That’s according to former Secretary to Ghana’s first President Kwame Nkrumah, Dr. K. B Asante.
“Young people deserve better. Even though back then we didn’t have much, life was much more interesting and happier than it is today,“ Dr. Asante said.
He added that the "better" can only be created by Ghanaians and that should renew the self-confidence which Nkrumah tried to promote.
The former diplomat also bemoans the unending rise in the cost of living, which have rendered many impoverished.
This was contained in a documentary by Joy FM’s Kwabena Ampratwum to celebrate the 50th anniversary of the overthrow of Ghana’s first president, Kwame Nkrumah.
Dr. Asante recounts Nkrumah’s affable nature and his admiration to work with “people who know their stuff.”

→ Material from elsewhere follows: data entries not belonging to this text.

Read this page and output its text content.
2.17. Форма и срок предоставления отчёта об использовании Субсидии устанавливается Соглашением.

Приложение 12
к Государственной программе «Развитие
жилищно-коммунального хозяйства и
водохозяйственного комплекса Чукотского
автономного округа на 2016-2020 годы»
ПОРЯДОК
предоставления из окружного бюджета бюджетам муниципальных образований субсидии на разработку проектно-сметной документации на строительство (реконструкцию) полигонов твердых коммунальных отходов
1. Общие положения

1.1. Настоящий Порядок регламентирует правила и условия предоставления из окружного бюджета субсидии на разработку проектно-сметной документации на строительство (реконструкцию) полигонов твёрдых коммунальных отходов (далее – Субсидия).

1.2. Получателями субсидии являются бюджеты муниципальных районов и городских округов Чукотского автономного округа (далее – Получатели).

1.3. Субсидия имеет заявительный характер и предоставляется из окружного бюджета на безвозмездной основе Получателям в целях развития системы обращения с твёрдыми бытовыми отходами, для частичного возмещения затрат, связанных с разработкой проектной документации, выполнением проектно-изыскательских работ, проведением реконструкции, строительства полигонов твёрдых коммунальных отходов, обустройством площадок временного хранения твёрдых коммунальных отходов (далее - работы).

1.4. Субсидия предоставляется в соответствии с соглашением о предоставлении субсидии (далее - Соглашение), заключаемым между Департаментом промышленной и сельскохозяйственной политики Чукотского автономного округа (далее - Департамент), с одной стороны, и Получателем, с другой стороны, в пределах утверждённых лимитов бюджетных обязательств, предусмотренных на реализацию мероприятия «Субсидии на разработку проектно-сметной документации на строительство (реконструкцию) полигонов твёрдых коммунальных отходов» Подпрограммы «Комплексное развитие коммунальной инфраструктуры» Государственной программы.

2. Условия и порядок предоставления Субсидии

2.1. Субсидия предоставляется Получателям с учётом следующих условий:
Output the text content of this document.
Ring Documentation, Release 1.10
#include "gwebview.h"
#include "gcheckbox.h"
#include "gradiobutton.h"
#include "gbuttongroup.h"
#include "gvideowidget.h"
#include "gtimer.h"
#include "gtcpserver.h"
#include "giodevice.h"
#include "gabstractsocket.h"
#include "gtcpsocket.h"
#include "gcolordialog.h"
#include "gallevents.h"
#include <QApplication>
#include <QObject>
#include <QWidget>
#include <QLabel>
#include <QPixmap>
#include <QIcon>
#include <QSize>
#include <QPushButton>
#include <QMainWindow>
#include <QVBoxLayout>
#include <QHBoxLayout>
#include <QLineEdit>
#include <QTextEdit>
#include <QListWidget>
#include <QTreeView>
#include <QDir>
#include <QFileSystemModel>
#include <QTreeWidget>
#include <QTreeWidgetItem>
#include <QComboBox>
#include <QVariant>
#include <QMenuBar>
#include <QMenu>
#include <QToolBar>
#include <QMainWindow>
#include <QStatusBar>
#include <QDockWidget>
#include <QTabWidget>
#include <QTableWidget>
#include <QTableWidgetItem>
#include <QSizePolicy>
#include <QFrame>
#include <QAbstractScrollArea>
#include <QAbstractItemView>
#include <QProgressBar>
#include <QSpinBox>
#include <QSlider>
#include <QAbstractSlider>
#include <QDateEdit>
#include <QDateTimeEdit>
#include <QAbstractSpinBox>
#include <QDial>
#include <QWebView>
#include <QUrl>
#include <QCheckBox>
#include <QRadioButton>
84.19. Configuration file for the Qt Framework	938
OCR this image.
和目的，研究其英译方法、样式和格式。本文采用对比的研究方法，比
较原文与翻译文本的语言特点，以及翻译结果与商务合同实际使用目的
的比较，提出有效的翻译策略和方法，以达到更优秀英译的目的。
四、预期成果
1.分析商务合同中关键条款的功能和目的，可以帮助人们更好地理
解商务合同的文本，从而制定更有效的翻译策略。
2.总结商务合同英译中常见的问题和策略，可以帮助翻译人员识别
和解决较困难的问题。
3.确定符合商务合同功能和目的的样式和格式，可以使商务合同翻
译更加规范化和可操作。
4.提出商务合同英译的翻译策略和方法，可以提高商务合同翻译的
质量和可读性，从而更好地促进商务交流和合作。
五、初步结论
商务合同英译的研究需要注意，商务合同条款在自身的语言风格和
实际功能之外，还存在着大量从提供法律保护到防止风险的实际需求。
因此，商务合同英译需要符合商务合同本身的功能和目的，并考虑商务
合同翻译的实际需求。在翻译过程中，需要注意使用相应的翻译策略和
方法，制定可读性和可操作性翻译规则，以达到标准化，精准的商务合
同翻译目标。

He fondly narrated how Kwame Nkrumah used to instruct him to draft letters to his fellow African presidents and say for instance “I told you so. Nkrumah.”
A forerunner in the fight for Ghana’s independence in 1957, Nkrumah formed the new era of African unity, a fight he was leading until February 24, 1966.
A young student at Adisadel who he [Nkrumah] presented an award to, Akwasi Afrifah, who became a soldier 11 years later overthrew him in Ghana’s first military coup.
Speaking to Nkrumah's daughter, Samia Yaaba Nkrumah, former Chairman of the CPP, she the recalled events of February 24th, 1966.
“Mother and the three of us at the Flagstaff House and we woke up to the sounds of gunshots. We were told to vacate the House in a very short time,”
Fathia Nkrumah, Samia said, told them to kneel and pray adding, “even if they fire at you, nothing will happen to you.
Dr. Asante doesn’t think that the aspirations of Nkrumah went down with him to the grave if Ghanaians can’t live a much happier life today.